Chapter 4, Object Recognition Using Neural Networks and Supervised Learning
- This is an exercise for the student. You should see different curves develop as the activation function is changed. Some will not produce an answer at all (which look like random results – the curve stays at the same level as no learning is taking place). Some will learn faster or slower.
- Refer to Figure 3 in the chapter. The artificial neuron has a number of inputs, a set of weights, one for each input, a bias, an activation, and a set of outputs.
- Both have multiple inputs and multiple outputs, and accept inputs, perform some processing, and then make an output. Both use some sort of activation to determine when to “fire” or produce an output.
- The natural neuron is an analog device that can handle many levels or degrees of inputs, with no simple on/off binary representations like the computer neuron. Neurons use chemical paths that make pathways and connections easier the more they are used, which is the learning function of a neuron. This is simulated by the weights in an artificial neuron. The natural neuron has an axon, or connecting body that extends out to the outputs that can be a quite distance from the nerve inputs. Neurons are randomly connected to other neurons, while artificial neurons are connected in regular patterns.
- The first layer contains the number of inputs to the network.
- The last layer of an ANN is the output layer and has to have the same number of neurons as outputs.
- Loss functions in ANNs are the error function. They compare the expected output of the neuron with the actual output.
- Mean square loss: The most commonly used loss function. Sum of the squares of the distances between the output and the expected output. MSL amplifies the error the farther away from the desired solution.

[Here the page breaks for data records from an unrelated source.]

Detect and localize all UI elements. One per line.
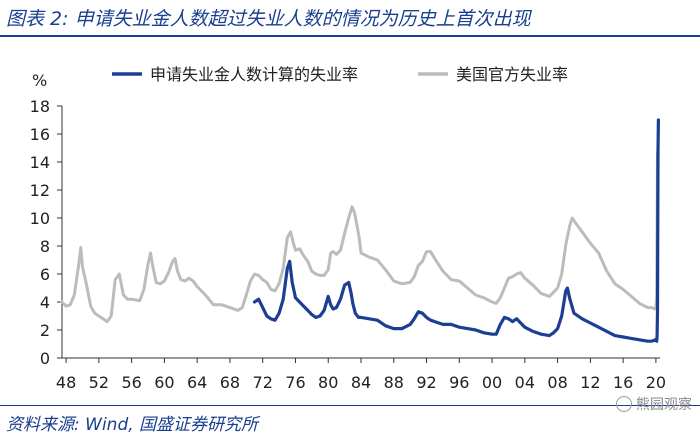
y-tick-label: 8 [40,237,50,256]
x-tick-label: 76 [285,373,305,392]
y-tick-label: 4 [40,293,50,312]
title-divider [0,35,700,37]
legend-label-0: 申请失业金人数计算的失业率 [150,65,358,84]
x-tick-label: 92 [416,373,436,392]
y-tick-label: 2 [40,321,50,340]
source-note: 资料来源: Wind, 国盛证券研究所 [6,415,259,435]
y-tick-label: 6 [40,265,50,284]
x-tick-label: 00 [482,373,502,392]
x-tick-label: 48 [56,373,76,392]
y-tick-label: 14 [30,153,50,172]
x-tick-label: 08 [547,373,567,392]
y-axis-label: % [32,71,47,90]
x-tick-label: 16 [613,373,633,392]
x-tick-label: 52 [89,373,109,392]
wechat-icon [616,396,632,412]
x-tick-label: 96 [449,373,469,392]
x-tick-label: 72 [253,373,273,392]
chart-title: 图表 2: 申请失业金人数超过失业人数的情况为历史上首次出现 [6,8,531,30]
y-tick-label: 0 [40,349,50,368]
x-tick-label: 56 [121,373,141,392]
x-tick-label: 04 [515,373,535,392]
watermark: 熊园观察 [616,394,692,414]
y-tick-label: 16 [30,125,50,144]
x-tick-label: 80 [318,373,338,392]
x-tick-label: 88 [384,373,404,392]
x-tick-label: 60 [154,373,174,392]
x-tick-label: 12 [580,373,600,392]
x-tick-label: 20 [646,373,666,392]
watermark-text: 熊园观察 [636,397,692,413]
claims-unemployment-rate-line [252,118,661,343]
y-tick-label: 12 [30,181,50,200]
y-tick-label: 18 [30,97,50,116]
x-tick-label: 68 [220,373,240,392]
legend: 申请失业金人数计算的失业率 美国官方失业率 [112,65,568,84]
series-lines [60,118,661,343]
y-tick-label: 10 [30,209,50,228]
source-divider [0,405,700,406]
official-unemployment-rate-line [60,150,660,324]
legend-label-1: 美国官方失业率 [456,65,568,84]
x-tick-label: 84 [351,373,371,392]
x-tick-label: 64 [187,373,207,392]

- Cross-entropy: Also called log loss. Used mostly for classification CNNs. As the predicted value approaches 1 (no error), XE (cross-entropy) slowly decreases. As the values diverge, the XE increases rapidly. Two types of cross-entropy are binary (on/off, used for yes/no questions) and sigmoid cross-entropy, which can handle multiple classes.
- You are probably “overfitting” and have too small a sample size, or your network is not wide or deep enough.